La liberazione dei sofferenti
Nell’introduzione con cui ha aperto i lavori del Consiglio episcopale permanente della Cei, il presidente card. Matteo Zuppi ha ricordato la nostra responsabilità per “le sofferenze del nostro tempo e della nostra gente: inverno dell’ambiente, della società, dei divari territoriali, della denatalità, dell’educazione”. Siamo chiamati a prenderci cura con l’iniziativa dal basso, cioè ad aprire ad una maturazione della coscienza politica dalla base. Farci carico delle sofferenze è per noi un fatto eucaristico: il corpo dato e il sangue versato di Cristo fanno recuperare dignità, liberazione e redenzione a ogni sangue e ogni corpo offesi. Per noi questo significa l’ascolto dei sofferenti, vedere i loro volti come contempliamo nella Settimana Santa il volto di Gesù, e farci muovere in loro soccorso per liberarli e operare per l’armonia del Regno dei cieli.
La memoria delle croci è essa stessa un fatto eucaristico; uniamo le croci della storia umana a quella di Cristo per una redenzione. Nella risurrezione la morte e il suo corteo sono vinti; eppure, come Gesù, occorre passagli attraverso. La risurrezione passa dalla passione; il primo passaggio è sconfiggere in sé stessi la divisione, l’odio, il risentimento, l’egoismo come ha fatto e fa Gesù nel duello vita-morte dal Getsemani alla croce.
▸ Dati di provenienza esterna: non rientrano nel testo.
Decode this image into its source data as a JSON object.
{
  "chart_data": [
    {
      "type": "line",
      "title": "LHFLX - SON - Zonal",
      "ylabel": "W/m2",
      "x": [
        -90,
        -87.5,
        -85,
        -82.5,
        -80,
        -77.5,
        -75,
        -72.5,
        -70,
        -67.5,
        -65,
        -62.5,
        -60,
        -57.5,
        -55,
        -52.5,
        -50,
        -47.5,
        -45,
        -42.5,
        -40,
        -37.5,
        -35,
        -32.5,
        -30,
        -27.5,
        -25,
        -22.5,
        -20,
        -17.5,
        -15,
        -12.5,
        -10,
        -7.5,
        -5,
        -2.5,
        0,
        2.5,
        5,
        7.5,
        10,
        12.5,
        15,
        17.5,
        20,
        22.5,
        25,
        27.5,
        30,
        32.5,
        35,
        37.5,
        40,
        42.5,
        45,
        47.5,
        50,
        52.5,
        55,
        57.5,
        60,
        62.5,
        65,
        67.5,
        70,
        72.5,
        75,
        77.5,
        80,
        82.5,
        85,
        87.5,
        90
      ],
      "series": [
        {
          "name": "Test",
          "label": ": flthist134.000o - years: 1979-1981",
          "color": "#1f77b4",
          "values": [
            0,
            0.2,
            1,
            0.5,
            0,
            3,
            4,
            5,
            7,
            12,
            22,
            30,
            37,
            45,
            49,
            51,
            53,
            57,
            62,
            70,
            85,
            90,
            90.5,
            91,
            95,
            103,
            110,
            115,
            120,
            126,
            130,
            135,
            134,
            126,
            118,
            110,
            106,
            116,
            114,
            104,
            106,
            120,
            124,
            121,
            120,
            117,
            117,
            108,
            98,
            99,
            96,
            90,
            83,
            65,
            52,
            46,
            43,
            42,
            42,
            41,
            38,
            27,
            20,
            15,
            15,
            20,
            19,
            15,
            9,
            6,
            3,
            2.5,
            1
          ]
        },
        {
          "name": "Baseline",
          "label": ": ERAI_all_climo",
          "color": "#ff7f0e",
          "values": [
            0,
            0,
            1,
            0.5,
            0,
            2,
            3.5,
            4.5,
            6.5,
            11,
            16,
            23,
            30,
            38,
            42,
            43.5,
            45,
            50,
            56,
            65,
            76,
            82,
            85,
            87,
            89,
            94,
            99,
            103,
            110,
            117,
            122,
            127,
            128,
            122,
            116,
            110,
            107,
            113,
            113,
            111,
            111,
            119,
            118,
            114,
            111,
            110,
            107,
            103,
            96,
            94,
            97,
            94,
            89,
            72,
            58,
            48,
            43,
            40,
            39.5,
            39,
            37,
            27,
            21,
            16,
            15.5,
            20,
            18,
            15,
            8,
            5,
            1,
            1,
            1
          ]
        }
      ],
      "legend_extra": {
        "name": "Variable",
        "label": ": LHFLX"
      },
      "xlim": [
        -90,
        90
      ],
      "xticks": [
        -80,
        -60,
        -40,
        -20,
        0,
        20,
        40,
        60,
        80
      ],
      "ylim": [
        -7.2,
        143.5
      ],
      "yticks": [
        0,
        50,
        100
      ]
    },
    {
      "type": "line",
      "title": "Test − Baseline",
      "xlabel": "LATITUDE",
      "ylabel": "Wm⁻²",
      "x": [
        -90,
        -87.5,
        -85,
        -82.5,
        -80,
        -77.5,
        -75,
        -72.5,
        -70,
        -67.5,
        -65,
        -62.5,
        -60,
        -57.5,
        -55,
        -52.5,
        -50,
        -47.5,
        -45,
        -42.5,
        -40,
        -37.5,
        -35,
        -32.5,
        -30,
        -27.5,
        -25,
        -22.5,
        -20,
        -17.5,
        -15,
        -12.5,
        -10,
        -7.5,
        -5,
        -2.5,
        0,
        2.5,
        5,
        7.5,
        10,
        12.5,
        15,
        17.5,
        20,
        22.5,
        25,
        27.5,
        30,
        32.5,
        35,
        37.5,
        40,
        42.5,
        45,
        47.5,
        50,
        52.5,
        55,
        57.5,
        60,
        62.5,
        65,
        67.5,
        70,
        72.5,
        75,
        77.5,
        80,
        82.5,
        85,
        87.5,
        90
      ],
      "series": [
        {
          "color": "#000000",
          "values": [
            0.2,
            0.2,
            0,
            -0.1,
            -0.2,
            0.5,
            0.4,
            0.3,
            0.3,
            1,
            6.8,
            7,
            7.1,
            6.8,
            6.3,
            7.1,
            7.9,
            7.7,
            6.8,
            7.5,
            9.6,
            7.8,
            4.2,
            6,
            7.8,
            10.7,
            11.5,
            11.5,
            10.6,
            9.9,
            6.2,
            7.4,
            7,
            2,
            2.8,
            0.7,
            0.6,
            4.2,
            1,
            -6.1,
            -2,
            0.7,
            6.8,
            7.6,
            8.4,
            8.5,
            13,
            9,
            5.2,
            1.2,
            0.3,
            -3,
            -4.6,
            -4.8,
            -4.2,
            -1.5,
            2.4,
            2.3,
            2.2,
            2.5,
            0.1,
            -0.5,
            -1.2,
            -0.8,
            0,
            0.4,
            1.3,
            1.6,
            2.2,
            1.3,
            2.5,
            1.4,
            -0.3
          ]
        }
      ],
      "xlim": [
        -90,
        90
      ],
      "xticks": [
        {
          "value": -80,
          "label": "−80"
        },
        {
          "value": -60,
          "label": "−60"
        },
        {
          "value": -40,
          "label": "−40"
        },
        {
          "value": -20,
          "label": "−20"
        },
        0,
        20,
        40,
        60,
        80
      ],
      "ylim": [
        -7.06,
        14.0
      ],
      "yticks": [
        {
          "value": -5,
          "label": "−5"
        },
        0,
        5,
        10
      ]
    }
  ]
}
Nella sequenza della Pasqua canteremo “morte e vita si sono affrontate in un prodigioso duello”: questo duello è la trama stessa della storia umana, è il punto in cui l’uomo, allontanatosi da Dio Padre con il suo rifiuto, viene raggiunto da Dio Figlio che scende fino agli inferi! Egli recupera tutti dalla morte e da ogni male. La speranza, infatti, sta nel versetto successivo: “il Signore della vita era morto, ma ora, vivo, trionfa”. Ebbene, noi siamo sempre fra questi due fatti. Ora, però, siamo ancora sotto il segno della croce, nella fragilità e fallibilità, seppure con la certezza della fede nella risurrezione. In questo duello dobbiamo inscrivere la nostra missione per la liberazione dei prigionieri, la libertà degli oppressi (Lc 4,18), portare il lieto annuncio ai poveri, fasciare le piaghe dei cuori spezzati, proclamare la libertà degli schiavi, la scarcerazione dei prigionieri, promulgare l’anno di misericordia del Signore; ricostruire le antiche rovine, rialzare gli antichi ruderi, restaurare le città desolate (cfr Is 61,1-4). Un progetto di pace che non deve mai essere dimenticato, meno che mai in questi tempi di guerra. A volte ci sentiamo impotenti, come Gesù sulla croce, ma abbiamo la riserva della speranza: lui, Gesù, non è stato abbandonato alla morte, è risorto. Il nostro impegno nella storia non è semplicemente militanza politica, è innanzitutto annuncio di risurrezione.